This particular winter has been consistent in offering snow to the southern New Jersey area where I live. While this is not an unusual winter occurance, it does not match my recollection of the area when I was a kid, staring out the window and hoping for a snow day. In fact, I can remember only a few years where snow days were declared including one particularly heinous ice storm that froze the entire area. Otherwise, it was rare to have a white Christmas and even rarer to have a day off from school due to the snow.

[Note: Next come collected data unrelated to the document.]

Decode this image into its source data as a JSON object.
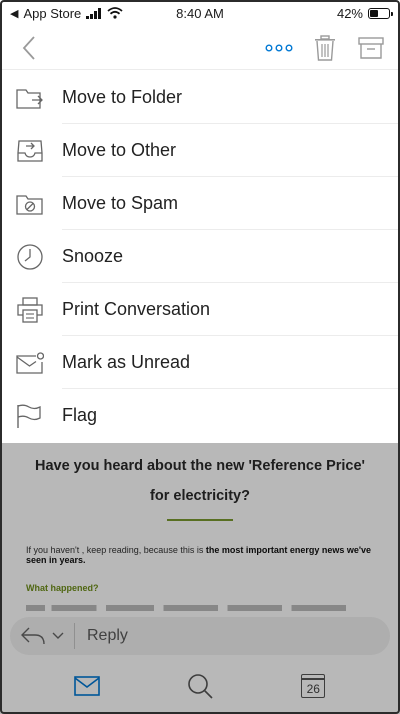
{
  "status_bar": {
    "carrier": "App Store",
    "time": "8:40 AM",
    "battery_text": "42%",
    "battery_level": 0.42
  },
  "toolbar": {
    "icons": [
      "back-chevron-icon",
      "more-dots-icon",
      "trash-icon",
      "archive-icon"
    ],
    "accent": "#0078d4"
  },
  "menu": {
    "items": [
      {
        "label": "Move to Folder",
        "icon": "folder-move-icon"
      },
      {
        "label": "Move to Other",
        "icon": "inbox-tray-icon"
      },
      {
        "label": "Move to Spam",
        "icon": "spam-folder-icon"
      },
      {
        "label": "Snooze",
        "icon": "clock-icon"
      },
      {
        "label": "Print Conversation",
        "icon": "printer-icon"
      },
      {
        "label": "Mark as Unread",
        "icon": "envelope-unread-icon"
      },
      {
        "label": "Flag",
        "icon": "flag-icon"
      }
    ]
  },
  "email": {
    "headline_1": "Have you heard about the new ",
    "headline_highlight": "'Reference Price'",
    "headline_2": "for electricity?",
    "intro": "If you haven't , keep reading, because this is ",
    "intro_bold": "the most important energy news we've seen in years.",
    "section_heading": "What happened?",
    "divider_color": "#7a9a2e"
  },
  "reply": {
    "placeholder": "Reply"
  },
  "tab_bar": {
    "calendar_day": "26",
    "icons": [
      "mail-icon",
      "search-icon",
      "calendar-icon"
    ]
  }
}
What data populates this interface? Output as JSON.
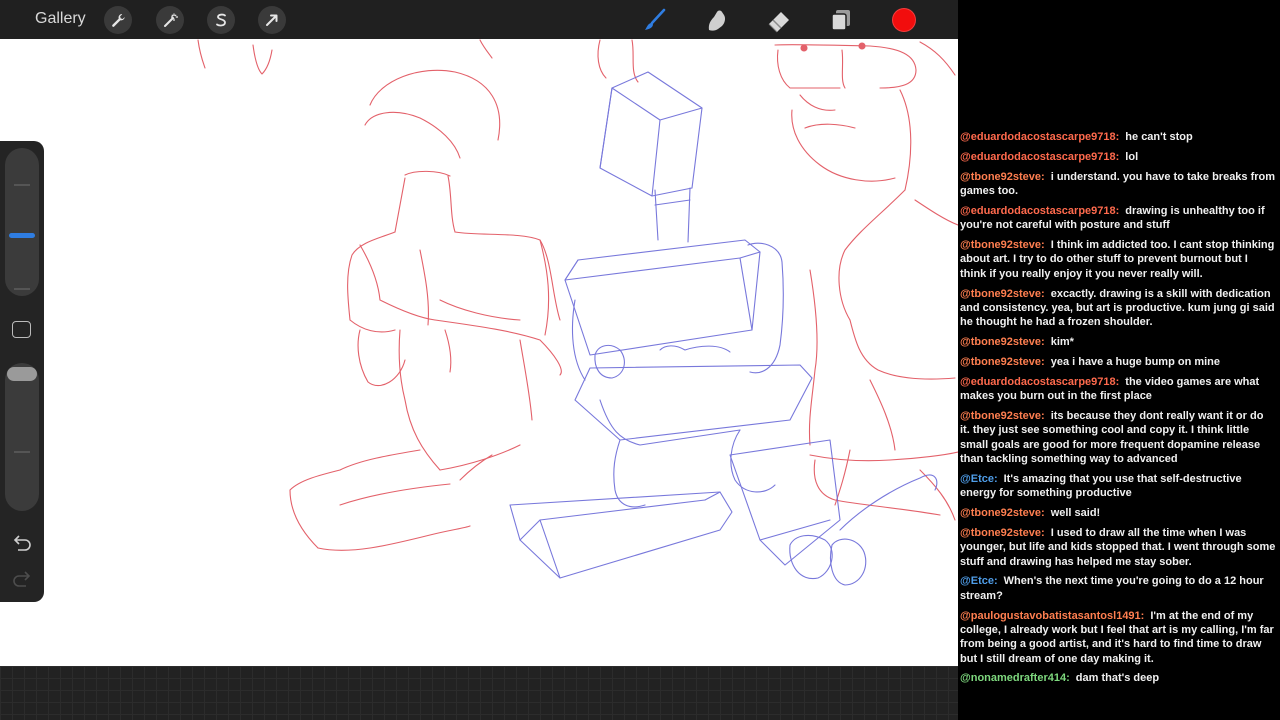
{
  "toolbar": {
    "gallery_label": "Gallery",
    "left_tools": [
      {
        "name": "actions-wrench",
        "icon": "wrench-icon"
      },
      {
        "name": "adjustments-wand",
        "icon": "magic-wand-icon"
      },
      {
        "name": "selection",
        "icon": "selection-s-icon"
      },
      {
        "name": "transform",
        "icon": "arrow-cursor-icon"
      }
    ],
    "right_tools": [
      {
        "name": "brush",
        "icon": "brush-icon",
        "active": true
      },
      {
        "name": "smudge",
        "icon": "smudge-finger-icon"
      },
      {
        "name": "eraser",
        "icon": "eraser-icon"
      },
      {
        "name": "layers",
        "icon": "layers-icon"
      }
    ],
    "active_color": "#f20d0d",
    "active_tool_color": "#2f7de1"
  },
  "sidebar": {
    "brush_size_level": 0.62,
    "opacity_level": 1.0,
    "modify_icon": "square-icon",
    "undo_icon": "undo-arrow-icon",
    "redo_icon": "redo-arrow-icon"
  },
  "sketch_colors": {
    "figure": "#e0505a",
    "robot": "#6a6ad8"
  },
  "chat": {
    "messages": [
      {
        "user": "@eduardodacostascarpe9718:",
        "user_color": "#ff6a4d",
        "text": "he can't stop"
      },
      {
        "user": "@eduardodacostascarpe9718:",
        "user_color": "#ff6a4d",
        "text": "lol"
      },
      {
        "user": "@tbone92steve:",
        "user_color": "#ff7f50",
        "text": "i understand. you have to take breaks from games too."
      },
      {
        "user": "@eduardodacostascarpe9718:",
        "user_color": "#ff6a4d",
        "text": "drawing is unhealthy too if you're not careful with posture and stuff"
      },
      {
        "user": "@tbone92steve:",
        "user_color": "#ff7f50",
        "text": "I think im addicted too. I cant stop thinking about art. I try to do other stuff to prevent burnout but I think if you really enjoy it you never really will."
      },
      {
        "user": "@tbone92steve:",
        "user_color": "#ff7f50",
        "text": "excactly. drawing is a skill with dedication and consistency. yea, but art is productive. kum jung gi said he thought he had a frozen shoulder."
      },
      {
        "user": "@tbone92steve:",
        "user_color": "#ff7f50",
        "text": "kim*"
      },
      {
        "user": "@tbone92steve:",
        "user_color": "#ff7f50",
        "text": "yea i have a huge bump on mine"
      },
      {
        "user": "@eduardodacostascarpe9718:",
        "user_color": "#ff6a4d",
        "text": "the video games are what makes you burn out in the first place"
      },
      {
        "user": "@tbone92steve:",
        "user_color": "#ff7f50",
        "text": "its because they dont really want it or do it. they just see something cool and copy it. I think little small goals are good for more frequent dopamine release than tackling something way to advanced"
      },
      {
        "user": "@Etce:",
        "user_color": "#4f9de8",
        "text": "It's amazing that you use that self-destructive energy for something productive"
      },
      {
        "user": "@tbone92steve:",
        "user_color": "#ff7f50",
        "text": "well said!"
      },
      {
        "user": "@tbone92steve:",
        "user_color": "#ff7f50",
        "text": "I used to draw all the time when I was younger, but life and kids stopped that. I went through some stuff and drawing has helped me stay sober."
      },
      {
        "user": "@Etce:",
        "user_color": "#4f9de8",
        "text": "When's the next time you're going to do a 12 hour stream?"
      },
      {
        "user": "@paulogustavobatistasantosl1491:",
        "user_color": "#ff7f50",
        "text": "I'm at the end of my college, I already work but I feel that art is my calling, I'm far from being a good artist, and it's hard to find time to draw but I still dream of one day making it."
      },
      {
        "user": "@nonamedrafter414:",
        "user_color": "#7ed87e",
        "text": "dam that's deep"
      }
    ]
  }
}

My new great memories from some of those snow days was when my dad took my brother and I over to the next town to sled down a huge hill. You have to take into consideration how flat southern New Jersey is; it’s the kind of flatness you see when you are west of the Appalachians. Any sudden change in elevation to make a sledding hill is quite remarkable and therefore highly desirable. I can only describe the length of the hill in kid terms which would make it ‘oh my god it goes on forever!’ with a wide toothy grin and mad gleam in the eyes. (I won’t sully it with actual measurements either.) As it was one of the few sledding hills in the area, it would be jammed with people as well. The part of the ride down I remember is that it had some (for lack of a better term) moguls where the hill slope met the flat runoff area. After accelerating down the hill, the resultant bouncing could be called ‘tailbone crushing’ or ‘fun’ depending on which mental age bracket you were in. After the runoff, you’d trudge off to the side and march back up the hill. Repeat until you had to use the bathroom or couldn’t move your legs anymore.
I realize that this is less speculation (as my previous posts) and more of a recollection, so I have changed the title of this entry to reflect that. I’m wondering what your favorite snow day memories are as a kid. I have a feeling I would have seen you out on that hill with me, hanging on for dear life as the sled hit maximum acceleration right before the bumps that could sending you flying.